When I read the news on Monday that Dolores O'Riordan had passed away, I felt the way we often feel when an influential figure, especially with so much presumed life left within her, has passed. Present emotions of shock and sorrow mix with melancholy memories of the past, scenes set to music as you recall what you admired and respected about such an artist. Throughout the nineties, my own coming-of-age decade if you must section such things off, The Cranberries always provided the perfect accompaniment.
There should be a song for this moment, too.
I spent a lot of time by myself in the '90s, an adolescent and then young adult with the same over-the-ear headphones listening to Everybody Else is Doing It, So Why Can't We? and No Need to Argue and To The Faithful Departed and Bury the Hatchet. There were songs for me in those moments and for every Cranberries fan in those days. O'Riordan was emotionally vulnerable even as she was simultaneously cool and confident. Hers was a vulnerable charisma, resulting in weighty yet accessible songs.
That's why there were songs for so many moments in those days. Is there a single '90s adolescent around who didn't feel the despair of knowing we were all "in so deep," as she describes on "Linger"? In the same way Julien Baker captures emotional experiences in the present, O'Riordan was doing the same 25 years ago. "I thought nothing could go wrong / But I was wrong, I was wrong." We all were.

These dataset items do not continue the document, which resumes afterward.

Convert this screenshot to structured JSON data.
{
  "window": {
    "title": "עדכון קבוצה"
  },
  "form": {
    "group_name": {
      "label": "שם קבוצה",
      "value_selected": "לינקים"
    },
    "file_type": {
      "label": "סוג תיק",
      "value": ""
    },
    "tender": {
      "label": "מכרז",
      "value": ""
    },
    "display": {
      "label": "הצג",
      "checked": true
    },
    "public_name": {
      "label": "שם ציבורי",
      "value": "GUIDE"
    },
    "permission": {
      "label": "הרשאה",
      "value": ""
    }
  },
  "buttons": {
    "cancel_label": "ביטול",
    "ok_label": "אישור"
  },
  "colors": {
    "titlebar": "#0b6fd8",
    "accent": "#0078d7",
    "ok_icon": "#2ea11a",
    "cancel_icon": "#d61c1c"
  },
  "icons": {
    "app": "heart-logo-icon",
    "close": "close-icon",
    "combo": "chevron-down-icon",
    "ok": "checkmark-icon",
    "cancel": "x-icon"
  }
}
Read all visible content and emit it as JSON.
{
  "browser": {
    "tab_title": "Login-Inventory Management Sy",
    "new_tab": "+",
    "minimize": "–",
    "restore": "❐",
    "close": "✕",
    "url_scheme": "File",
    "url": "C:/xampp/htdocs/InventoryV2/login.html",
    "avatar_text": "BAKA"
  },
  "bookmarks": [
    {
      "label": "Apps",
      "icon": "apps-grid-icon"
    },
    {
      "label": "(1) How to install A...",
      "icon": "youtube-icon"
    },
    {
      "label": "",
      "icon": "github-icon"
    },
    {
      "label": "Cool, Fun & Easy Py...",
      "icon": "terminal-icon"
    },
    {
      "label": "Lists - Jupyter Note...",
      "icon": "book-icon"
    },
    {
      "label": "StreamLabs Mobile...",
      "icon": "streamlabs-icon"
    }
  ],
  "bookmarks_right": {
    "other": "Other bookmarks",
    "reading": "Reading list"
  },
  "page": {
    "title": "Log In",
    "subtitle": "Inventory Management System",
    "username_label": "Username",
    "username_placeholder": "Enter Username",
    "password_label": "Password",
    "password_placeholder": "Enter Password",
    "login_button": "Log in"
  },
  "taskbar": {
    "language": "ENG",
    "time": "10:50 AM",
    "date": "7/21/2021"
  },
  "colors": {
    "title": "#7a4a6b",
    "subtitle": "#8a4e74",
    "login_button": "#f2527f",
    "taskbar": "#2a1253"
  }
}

O'Riordan was also the one doing the breaking. She musters up the confidence to take the necessary step on "Daffodil Lament," where she sings, "I have decided to leave you forever / I have decided to start things from here / Thunder and lightning won't change what I'm feelin' / And the daffodils look lovely today..."
Yet O'Riordan's laments were more than just love lost and found (although there's plenty of that on the Cranberries' early work). The sludgy guitars of the grunge period made the perfect lead-in for "Zombie," a song inspired by violence in England and Northern Ireland. Suddenly, O'Riordan's emotionally charged delivery turned a corner. The Cranberries could always beautifully detail brokenness on a personal level, but now those talents were brought to bear on the backdrop around us. For those awakening to the wider world themselves, the Cranberries became trusted friends for internal and external realizations alike.
That quickening is best framed by the band's hit "Free to Decide":
"So to hell with what you're thinking
And to hell with your narrow mind...
Cause I'm free to decide, I'm free to decide
And I'm not so suicidal after all.
For those looking for a song for this present moment, this shocking and sorrowful moment when we ask the existential questions that accompany news with such gravity, perhaps O'Riordan has already asked the questions herself on "Will You Remember?" If so, it reveals her as she always ways, a prescient presence for the journey once again providing expression for the emotions we're all feeling.
"Will you remember the dress I wore?
Will you remember my face?
Will you remember the lipstick I wore?
This world is a wonderful place."
It doesn't feel true in this moment, but we'll trust you nonetheless. It's what we've learned to do all along.